Kita masih ingat kedekatan sosok Zaid bin Tsabit dengan pribadi Rasulullah. Ketika bocah berusia belasan tahun, Zaid sudah dikenal sebagai penulis yang produktif, juga sanggup menghafal 17 surah Alquran dan membacakannya secara fasih.
Oleh: Eeng Nurhaeni
Dalam sejarah Islam, Nabi pernah melarangnya untuk turut-serta dalam pertempuran Badar. Di samping usianya yang masih belia, Nabi juga seakan membaca prospeknya sebagai bocah cerdas dan jenius, hingga kelak mengangkatnya sebagai sekretaris pribadi.

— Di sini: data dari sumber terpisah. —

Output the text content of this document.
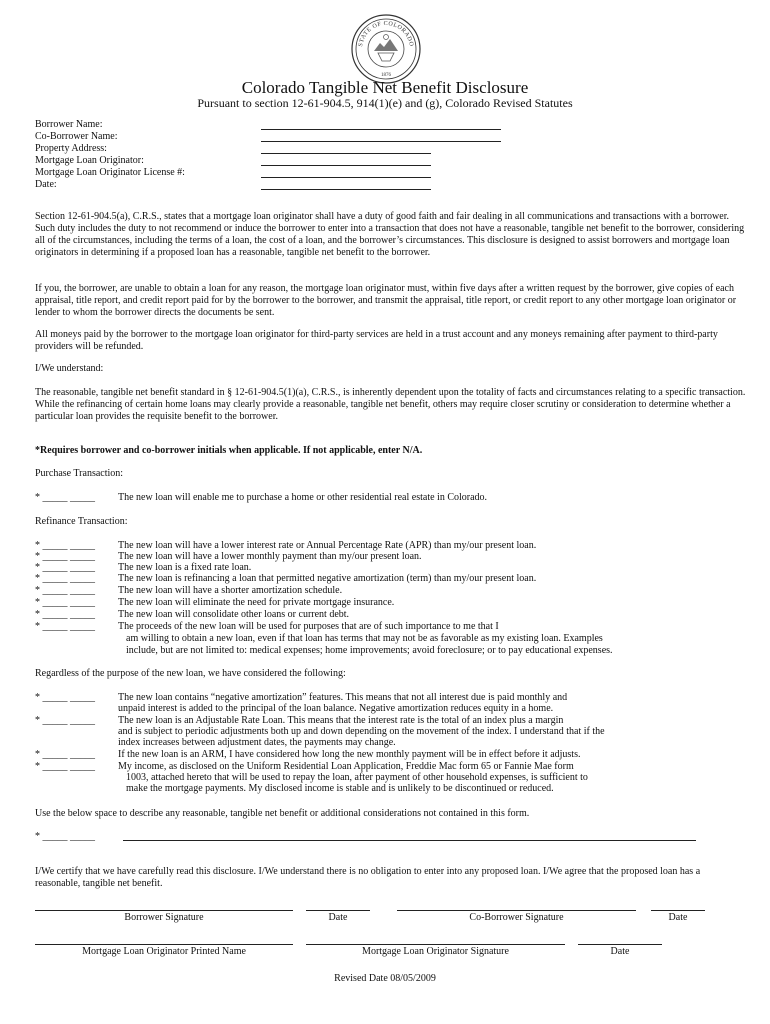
STATE OF COLORADO
1876
Colorado Tangible Net Benefit Disclosure
Pursuant to section 12-61-904.5, 914(1)(e) and (g), Colorado Revised Statutes
Borrower Name:
Co-Borrower Name:
Property Address:
Mortgage Loan Originator:
Mortgage Loan Originator License #:
Date:
Section 12-61-904.5(a), C.R.S., states that a mortgage loan originator shall have a duty of good faith and fair dealing in all communications and transactions with a borrower. Such duty includes the duty to not recommend or induce the borrower to enter into a transaction that does not have a reasonable, tangible net benefit to the borrower, considering all of the circumstances, including the terms of a loan, the cost of a loan, and the borrower’s circumstances. This disclosure is designed to assist borrowers and mortgage loan originators in determining if a proposed loan has a reasonable, tangible net benefit to the borrower.
If you, the borrower, are unable to obtain a loan for any reason, the mortgage loan originator must, within five days after a written request by the borrower, give copies of each appraisal, title report, and credit report paid for by the borrower to the borrower, and transmit the appraisal, title report, or credit report to any other mortgage loan originator or lender to whom the borrower directs the documents be sent.
All moneys paid by the borrower to the mortgage loan originator for third-party services are held in a trust account and any moneys remaining after payment to third-party providers will be refunded.
I/We understand:
The reasonable, tangible net benefit standard in § 12-61-904.5(1)(a), C.R.S., is inherently dependent upon the totality of facts and circumstances relating to a specific transaction. While the refinancing of certain home loans may clearly provide a reasonable, tangible net benefit, others may require closer scrutiny or consideration to determine whether a particular loan provides the requisite benefit to the borrower.
*Requires borrower and co-borrower initials when applicable. If not applicable, enter N/A.
Purchase Transaction:
* _____ _____ The new loan will enable me to purchase a home or other residential real estate in Colorado.
Refinance Transaction:
* _____ _____ The new loan will have a lower interest rate or Annual Percentage Rate (APR) than my/our present loan.
* _____ _____ The new loan will have a lower monthly payment than my/our present loan.
* _____ _____ The new loan is a fixed rate loan.
* _____ _____ The new loan is refinancing a loan that permitted negative amortization (term) than my/our present loan.
* _____ _____ The new loan will have a shorter amortization schedule.
* _____ _____ The new loan will eliminate the need for private mortgage insurance.
* _____ _____ The new loan will consolidate other loans or current debt.
* _____ _____ The proceeds of the new loan will be used for purposes that are of such importance to me that I
am willing to obtain a new loan, even if that loan has terms that may not be as favorable as my existing loan. Examples
include, but are not limited to: medical expenses; home improvements; avoid foreclosure; or to pay educational expenses.
Regardless of the purpose of the new loan, we have considered the following:
* _____ _____ The new loan contains “negative amortization” features. This means that not all interest due is paid monthly and
unpaid interest is added to the principal of the loan balance. Negative amortization reduces equity in a home.
* _____ _____ The new loan is an Adjustable Rate Loan. This means that the interest rate is the total of an index plus a margin
and is subject to periodic adjustments both up and down depending on the movement of the index. I understand that if the
index increases between adjustment dates, the payments may change.
* _____ _____ If the new loan is an ARM, I have considered how long the new monthly payment will be in effect before it adjusts.
* _____ _____ My income, as disclosed on the Uniform Residential Loan Application, Freddie Mac form 65 or Fannie Mae form
1003, attached hereto that will be used to repay the loan, after payment of other household expenses, is sufficient to
make the mortgage payments. My disclosed income is stable and is unlikely to be discontinued or reduced.
Use the below space to describe any reasonable, tangible net benefit or additional considerations not contained in this form.
* _____ _____
I/We certify that we have carefully read this disclosure. I/We understand there is no obligation to enter into any proposed loan. I/We agree that the proposed loan has a reasonable, tangible net benefit.
Borrower Signature	Date	Co-Borrower Signature	Date
Mortgage Loan Originator Printed Name	Mortgage Loan Originator Signature	Date
Revised Date 08/05/2009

Ketika beranjak dewasa, Rasul pernah memerintahkannya agar mendalami bahasa Ibrani, yang biasa dipakai oleh kebanyakan orang Yahudi. Tak berapa lama, ia pun dengan cepat menguasai bahasa Ibrani, sampai kemudian Rasul bukan hanya mengangkatnya selaku sekretaris, melainkan juga sebagai penerjemah (mutarjim) dalam urusan-urusan lintas bahasa dan negara. Selain itu, tiapkali wahyu turun, Rasul seringkali mencari-cari Zaid dan menyuruhnya agar segera mendokumentasikan, karena ia memang ahli dan cekatan dalam soal-soal kearsipan.
Sepeninggal Nabi, Zaid-lah yang menjadi rujukan utama perihal wahyu-wahyu yang diturunkan, hingga kemudian – di masa Khalifah Abu Bakar – Zaid ditunjuk selaku ketua panitia penghimpunan Alquran, sekaligus editor utama pada saat Alquran disepakati menjadi satu mushaf di masa kekhalifahan Utsman bin Affan.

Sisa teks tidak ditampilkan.